Jerry’s Eyes On Promotion

Play-Off Challenge For Compton Old Boy

Jerry Gill in 2008.

Jim Barron will be keeping a close eye on the fortunes of former Wolves coach Jerry Gill tomorrow as the non-League season moves towards a belated conclusion.

The two know each other from their time together at Birmingham during the Trevor Francis managerial era and were reunited professionally at the start of the 2019-20 season virtually 12 months ago!

Gill, who joined Wolves in 2015 as under-18 head coach, is now manager of Bath City, who face Dorking at Twerton Park tomorrow in a Vanarama National League South play-off.

And Barron will have his fingers crossed that they come through this behind-closed-doors eliminator and take another step towards a place in the elite of non-League football.

“If I was at a top club, Jerry is someone I would take along with me,” Barron said this afternoon. “I knew him as a player at Blues and his attitude was always spot-on, so he would be brilliant at taking the training.
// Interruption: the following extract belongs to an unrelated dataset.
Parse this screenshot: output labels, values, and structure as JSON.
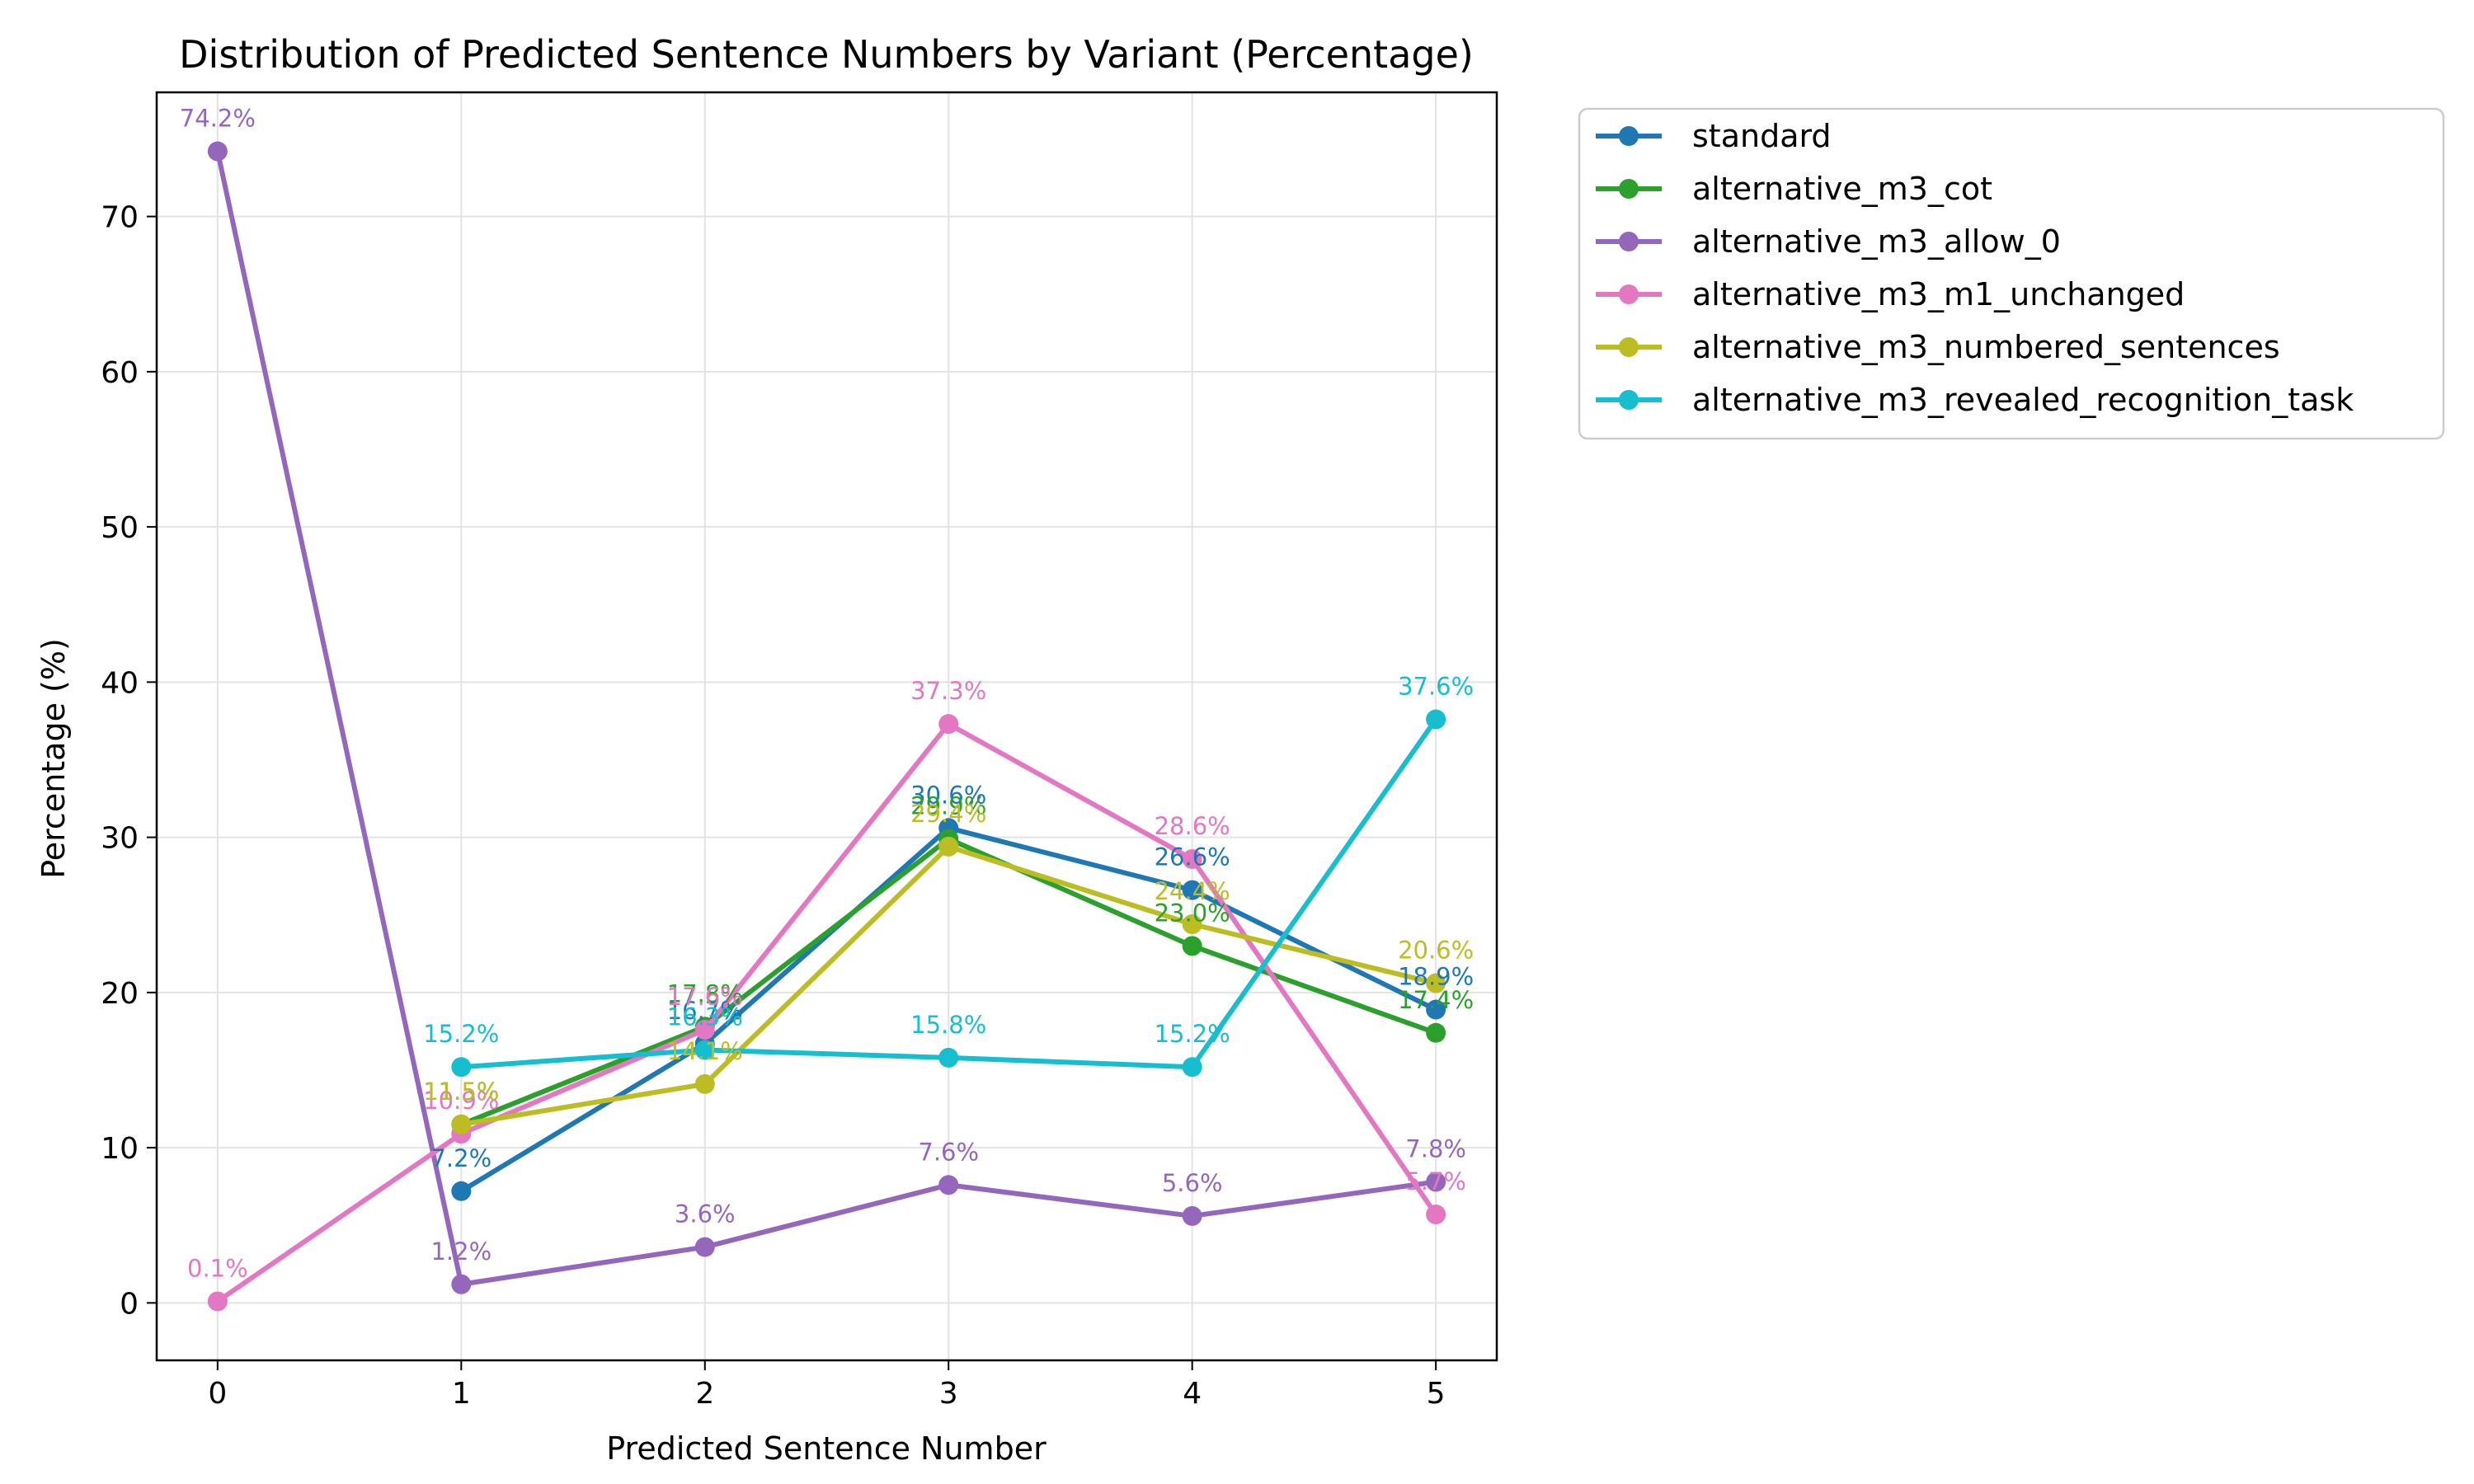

“We are living down in Berkshire again these days, so he had me watching a few games for him in the M25 area early in the season to give him an insight on future opponents.

“I think they were fourth in the table when the matches stopped a few months ago and apparently they have decent facilities there. He is from the West Country as well, so he would love to take them up.”

Gill has had a varied career in the game and, before his Wolves seasons, had spells as academy manager at Kidderminster, youth coach at Bristol Rovers, as a scout and academy coach at Norwich and as manager of Weymouth.

He also made a single appearance for the England National Game XI during a playing career that brought him around 250 appearances with three League clubs – Blues, Northampton and Cheltenham.

Jim Barron (left) and partner Mel, with Les Wilson in Canada last year.

Such were the good habits Barron referred to that Gill played on at professional level past his 38th birthday, with Bath and Yeovil among the other clubs he appeared for.

He was born in Clevedon, Somerset, and turns 50 next month.

Barron, a 1960s hopeful at Molineux and later assistant to Graham Hawkins, was part of Everton’s scouting set-up for several years until a change of regime there and remains open to assignments on a less formal basis the other side of lockdown.

“I don’t want anything too regular but would go to some matches if asked,” he added. “I see plenty of matches on TV but do miss the banter and seeing people with not having been to games in the last few months.”